A popular slogan in an advertisement years ago featured Wall Street’s E.F. Hutton. It stated, “When E.F. Hutton speaks, America listens.” That is pretty much the way it is with Leslie.
Looking back on his answer to the grade school teacher about working for a multi-million dollar organization, it came to pass just like he affirmed; getting an education also came to pass, just like he affirmed, and traveling all over the country and someone else footing the bill for his travels also came to pass, just like he affirmed.
While in his role as general manager at Hon-Dah, Leslie often said, “Community means come in unity.”
That comment alone validates that he has always recognized that “there is no I in team,” and that it “takes a village.”
Whether Leslie is given the opportunity to extend his interim contract at Sunrise, or goes somewhere else, the boy who did not make straight A’s, and was told to sit down and behave in school, has certainly made an impact on all the communities where he has served.

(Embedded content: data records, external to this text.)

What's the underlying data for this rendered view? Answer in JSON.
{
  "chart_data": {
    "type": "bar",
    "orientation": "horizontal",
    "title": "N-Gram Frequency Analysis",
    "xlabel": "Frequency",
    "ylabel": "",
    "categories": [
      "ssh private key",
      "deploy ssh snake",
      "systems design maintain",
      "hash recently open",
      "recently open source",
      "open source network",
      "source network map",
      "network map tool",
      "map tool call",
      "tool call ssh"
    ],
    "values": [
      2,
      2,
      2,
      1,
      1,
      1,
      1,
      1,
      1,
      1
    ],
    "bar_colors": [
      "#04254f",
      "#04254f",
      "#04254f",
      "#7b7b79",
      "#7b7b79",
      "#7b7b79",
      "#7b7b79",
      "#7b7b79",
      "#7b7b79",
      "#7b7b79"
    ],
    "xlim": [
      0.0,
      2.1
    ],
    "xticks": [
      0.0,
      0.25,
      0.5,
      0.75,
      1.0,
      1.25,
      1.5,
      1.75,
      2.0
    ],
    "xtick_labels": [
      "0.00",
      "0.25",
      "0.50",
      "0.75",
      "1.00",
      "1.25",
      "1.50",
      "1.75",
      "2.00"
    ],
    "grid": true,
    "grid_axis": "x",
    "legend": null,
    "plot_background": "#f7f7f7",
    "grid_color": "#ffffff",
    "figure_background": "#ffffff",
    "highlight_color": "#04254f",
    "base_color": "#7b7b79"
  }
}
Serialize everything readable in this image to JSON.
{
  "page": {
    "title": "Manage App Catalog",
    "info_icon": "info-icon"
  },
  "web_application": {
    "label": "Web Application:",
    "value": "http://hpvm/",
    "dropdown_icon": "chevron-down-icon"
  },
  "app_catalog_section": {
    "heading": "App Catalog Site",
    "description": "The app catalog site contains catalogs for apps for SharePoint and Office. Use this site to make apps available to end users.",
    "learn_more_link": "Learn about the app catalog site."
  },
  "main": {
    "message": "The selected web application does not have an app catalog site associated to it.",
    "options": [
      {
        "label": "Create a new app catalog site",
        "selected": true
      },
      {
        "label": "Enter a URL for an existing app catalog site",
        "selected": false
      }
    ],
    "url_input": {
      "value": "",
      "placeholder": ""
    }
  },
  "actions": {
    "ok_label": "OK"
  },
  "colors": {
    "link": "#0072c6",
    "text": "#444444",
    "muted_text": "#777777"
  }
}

Most certainly, he has always left a place better than he found it.
If you didn’t know him before, I am glad I could introduce you to Roger Leslie — a real can-do-it kind of guy.
Author Mitch Albom said, “... there are no random acts, that we are all connected. That you can no more separate one life from another than you can separate a breeze from the wind.” That being the case, here in the White Mountains there are people you need to meet, and places you need to know about it. And, on the last Friday of each month, I will connect you with some of those as I go ’Round the Mountain.